Township's board of trustees approved a resolution to dissolve the township and submitted to County Clerk a proposition that conformed to form in section 24-30(a) of Election Code: to place this referendum proposition on the township's November 2020 general election ballot. County Clerk, who is a ministerial officer, lacked the authority to look beyond the face of the filings (the March 2020 primary ballot question), in determining that this proposition was prohibited because it was identical to that ballot question. This is not a ministerial task, as it constitutes an assessment of the content of the filings.(ZENOFF and BRENNAN, concurring.)

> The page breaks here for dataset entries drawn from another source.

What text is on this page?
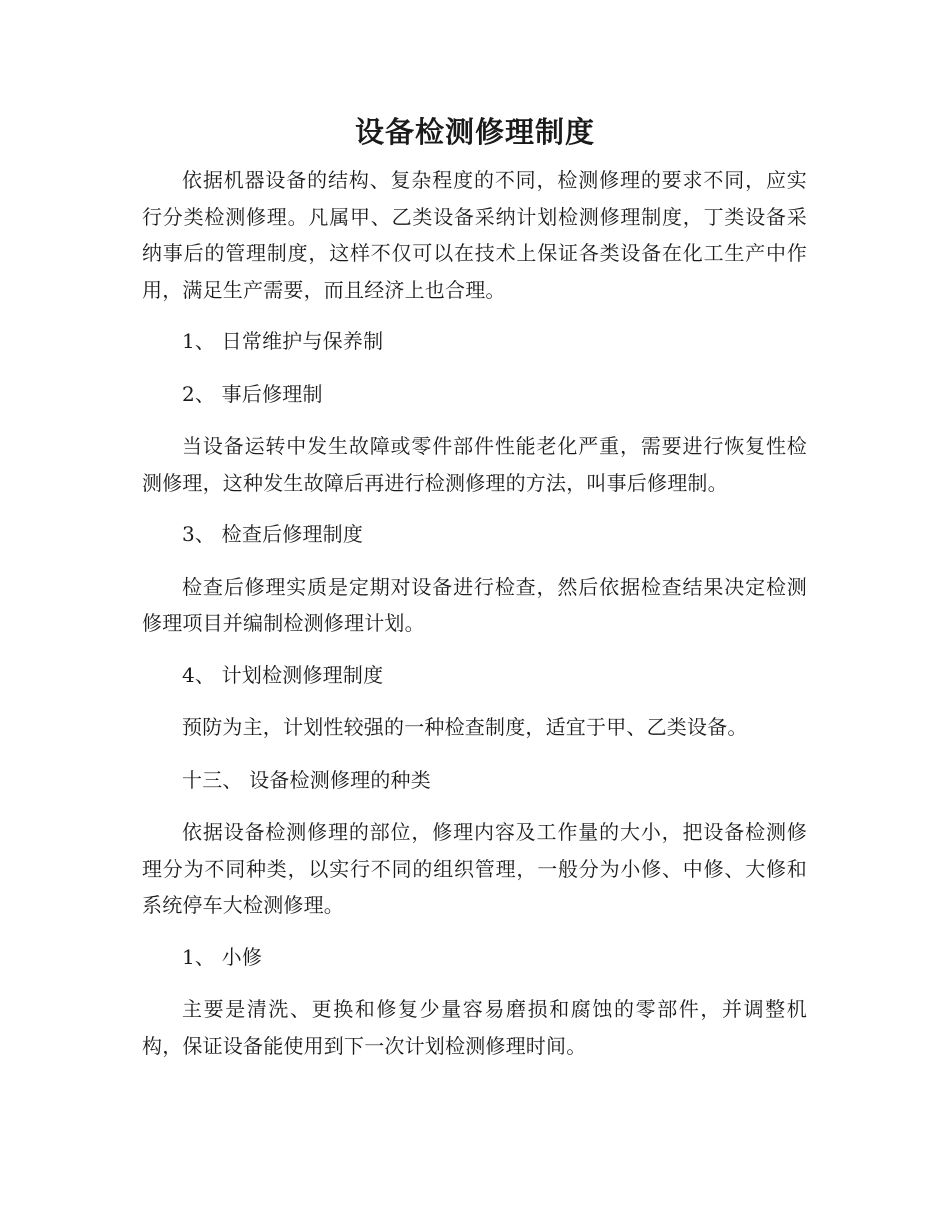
设备检测修理制度

依据机器设备的结构、复杂程度的不同，检测修理的要求不同，应实行分类检测修理。凡属甲、乙类设备采纳计划检测修理制度，丁类设备采纳事后的管理制度，这样不仅可以在技术上保证各类设备在化工生产中作用，满足生产需要，而且经济上也合理。

1、 日常维护与保养制

2、 事后修理制

当设备运转中发生故障或零件部件性能老化严重，需要进行恢复性检测修理，这种发生故障后再进行检测修理的方法，叫事后修理制。

3、 检查后修理制度

检查后修理实质是定期对设备进行检查，然后依据检查结果决定检测修理项目并编制检测修理计划。

4、 计划检测修理制度

预防为主，计划性较强的一种检查制度，适宜于甲、乙类设备。

十三、 设备检测修理的种类

依据设备检测修理的部位，修理内容及工作量的大小，把设备检测修理分为不同种类，以实行不同的组织管理，一般分为小修、中修、大修和系统停车大检测修理。

1、 小修

主要是清洗、更换和修复少量容易磨损和腐蚀的零部件，并调整机构，保证设备能使用到下一次计划检测修理时间。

City of Bloomington v. Raoul

Illinois Appellate Court
Civil Court
Open Meetings Act
Citation
Case Number: 
2021 IL App (4th) 190539
Decision Date: 
Monday, April 26, 2021
District: 
4th Dist.
Division/County: 
Sangamon Co.
Holding: 
Reversed.
Justice: 
CAVANAGH

City Council held a closed session, citing the litigation exception ot the Open Meetings Act, to discuss termination of an agreement with Town of Normal. State's Attorney filed request for review with Illinois Attorney General (AG), questioning City Council's use of the litigation exception.  AG opined that City Council violated the Act by engaging in discussion not focused on litigation but on other matters. Circuit court reversed AG's binding determination. The AG's determination that City Council improperly invoked litigation exception, as litigation was not probable or imminent pursuant to section 2(c)(11) of the Act. Even if City Council lawfully closed the meeting, City Council violated the Act by failing to abide by the conditions that confined their discussion to probable or imminent litigation. (HOLDER WHITE and STEIGMANN, concurring.)

Scrementi v. Wilcox

Illinois Appellate Court
Civil Court
Elections
Citation
Case Number: 
2021 IL App (1st) 210238
Decision Date: 
Thursday, March 25, 2021
District: 
1st Dist.
Division/County: 
Cook Co., 4th Div.
Holding: 
Affirmed.
Justice: 
GORDON

Plaintiffs challenged the requirement that any person seeking the Democratic nomination must present a full slate of candidates for each open office. After rules for nominations were announced, at a caucus meeting of Township Democratic Central Committee, one elector announced the nominations of her slate of candidates. Plaintiffs claimed that the refusal to consider different candidates who another elector attempted to nominate violated the first amendment. Court properly found that Plaintiffs lack standing to challenge constitutionality of section 45-50(b)(6) of Township Code because their alleged injury was not the direct result of the enforcement of the statute. (ELLIS and MARTIN, concurring.)